Boneyard Tools

How RGB Color Blending Works

A plain-English look at how two hex colors are mixed by interpolating red, green and blue channels, plus why midpoints round the way they do.

From hex to three numbers

Every hex color is just three numbers packed into a string: two digits each for red, green and blue, each ranging from 0 to 255. The code #ff0000 means red 255, green 0, blue 0, while #0000ff is red 0, green 0, blue 255. Before any blending happens the mixer parses both codes into these numeric triples, expanding shorthand like #f00 into #ff0000 and dropping an optional leading hash. Working with the numbers instead of the text is what makes a precise, repeatable blend possible.
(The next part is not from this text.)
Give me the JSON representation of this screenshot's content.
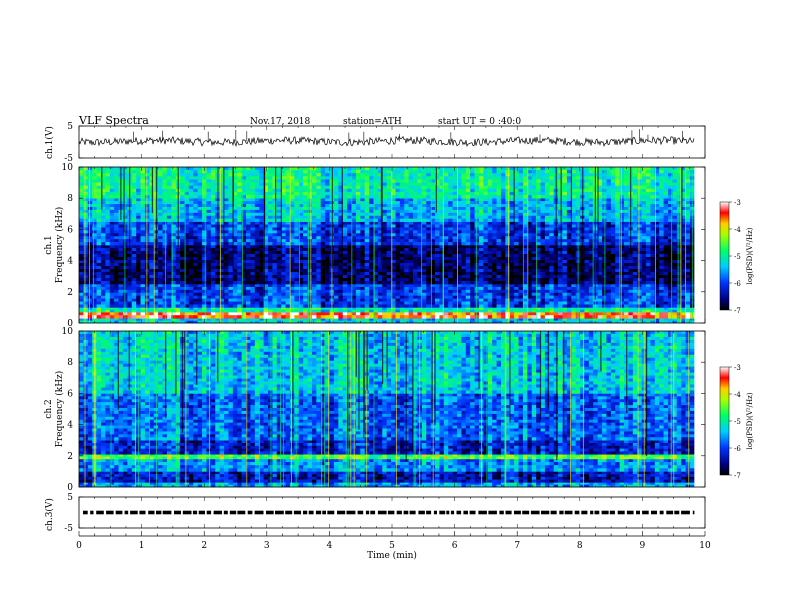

Linear interpolation, one channel at a time

To blend two colors the mixer walks each channel independently using the formula new = A + (B - A) * ratio, where ratio is the weight of the second color. Red is blended with red, green with green and blue with blue, so the three channels never bleed into one another. A ratio of 0 returns Color A untouched, a ratio of 1 returns Color B, and 0.5 gives the exact average. Because the same simple formula runs on all three channels, you can predict any midpoint by hand: halfway between #ff0000 and #ffff00 is red 255, green 128, blue 0, or #ff8000.

Why midpoints round up

Channel values must be whole numbers, but interpolation often lands on a fraction. A 50/50 mix of black and white puts every channel at 127.5, precisely between 0 and 255. The mixer rounds to the nearest integer, and by convention a trailing .5 rounds up, so 127.5 becomes 128, which is hex 80. That is why an even grey comes out as #808080 rather than #7f7f7f. Knowing this rule explains the occasional one-step difference between what you expect and what a naive floor would produce.

sRGB blending versus perceptual blending

This mixer blends the stored sRGB values directly, which is exactly how a plain hex interpolation behaves in CSS. It is fast, deterministic and matches most design tools, but it is not gamma corrected. Human vision is non-linear, so a raw channel midpoint can appear a little darker or muddier than a blend computed in a perceptual space such as OKLCH or CIELAB. For everyday UI work the sRGB result is what you want; for large gradients or brand-critical color you may prefer a perceptual tool and then paste the hex here to double check.

Frequently asked questions

Is channel interpolation the same as averaging?

At a 50/50 ratio, yes. The formula reduces to (A + B) / 2 for each channel. At any other ratio it is a weighted average that leans toward whichever color carries more weight.

Will the same two colors always give the same blend?

Yes. The blend is a pure calculation with no randomness, so identical inputs and ratio always produce the identical hex result.